What If God Was Never Gone? By Mike Haddorff
When Jesus cries from the Cross, “My God, my God, why have you forsaken me?” the moment lands with crushing weight. For many of us, this has been taught as the instant God finally turns His face away, the Father abandons the Son so punishment can be completed. Penal Substitution depends on this reading. God must withdraw. Separation must occur. Wrath must fall.
But what if God was never gone?
Scripture consistently resists the idea of divine abandonment. God promises, again and again, “I will never leave you nor forsake you.” Not conditionally. Not temporarily. Never. If this is true, then Jesus’ cry cannot mean that God actually abandoned him. So how are we to understand it?
It’s helpful to look at Psalm 22.
Jesus quotes from the opening verse in this Psalm. He is not inventing a new statement in agony. He is praying a familiar prayer, one that begins in anguish. But if we continue reading, just a few verses after the cry of forsakenness, the psalm declares:
“For he has not despised or scorned the suffering of the afflicted one; he has not hidden his face from him but has listened to his cry for help.” (Psalm 22:24) And This line matters.
The psalm explicitly denies that God turned away.

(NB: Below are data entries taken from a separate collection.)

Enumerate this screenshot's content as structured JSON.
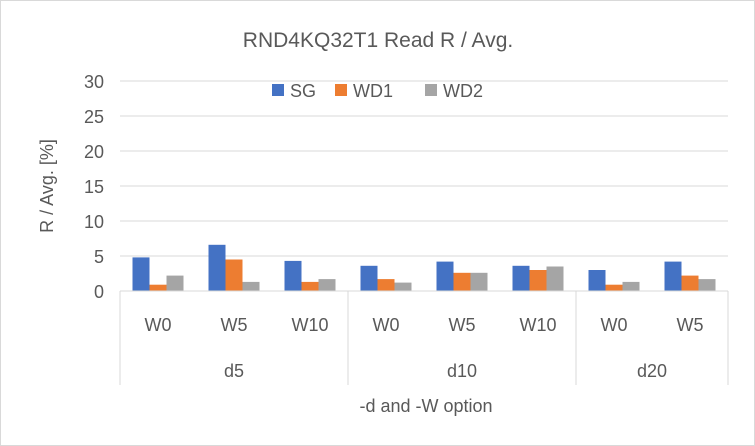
{
  "chart_data": {
    "type": "bar",
    "title": "RND4KQ32T1 Read R / Avg.",
    "xlabel": "-d and -W option",
    "ylabel": "R / Avg. [%]",
    "ylim": [
      0,
      30
    ],
    "yticks": [
      0,
      5,
      10,
      15,
      20,
      25,
      30
    ],
    "grid": true,
    "legend_position": "top-center",
    "groups": [
      {
        "label": "d5",
        "categories": [
          "W0",
          "W5",
          "W10"
        ]
      },
      {
        "label": "d10",
        "categories": [
          "W0",
          "W5",
          "W10"
        ]
      },
      {
        "label": "d20",
        "categories": [
          "W0",
          "W5"
        ]
      }
    ],
    "categories": [
      "W0",
      "W5",
      "W10",
      "W0",
      "W5",
      "W10",
      "W0",
      "W5"
    ],
    "series": [
      {
        "name": "SG",
        "color": "#4472c4",
        "values": [
          4.8,
          6.6,
          4.3,
          3.6,
          4.2,
          3.6,
          3.0,
          4.2
        ]
      },
      {
        "name": "WD1",
        "color": "#ed7d31",
        "values": [
          0.9,
          4.5,
          1.3,
          1.7,
          2.6,
          3.0,
          0.9,
          2.2
        ]
      },
      {
        "name": "WD2",
        "color": "#a5a5a5",
        "values": [
          2.2,
          1.3,
          1.7,
          1.2,
          2.6,
          3.5,
          1.3,
          1.7
        ]
      }
    ]
  }
}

God did not hide his face. God did not abandon the sufferer. And yet the experience of abandonment is still voiced honestly and without restraint. This tension is the key.
There is a difference between actual abandonment and experienced abandonment.
Within the Christian tradition, one understanding of the Cross, is that Jesus does not stand apart from humanity, absorbing punishment meant for others. He stands within humanity, entering fully into our shared experience, including the experience of feeling God-forsaken. Not because God has withdrawn, but because this sense of absence is tragically common in the human condition.
Jesus goes there. He enters the silence. He carries the confusion. He remains faithful when perception collapses. This is not useless information. This is solidarity.
The Cross does not reveal a divided God, loving on one side, wrathful on the other. It reveals a united God who refuses to abandon humanity, even when humanity feels utterly alone. Jesus does not expose God’s absence; he exposes God’s nearness in the very place we assume God cannot be.
If God was never gone, then Jesus’ cry becomes even more powerful. It tells us there is no depth of despair, doubt, or felt abandonment where God has not already been present. Even there. Especially there.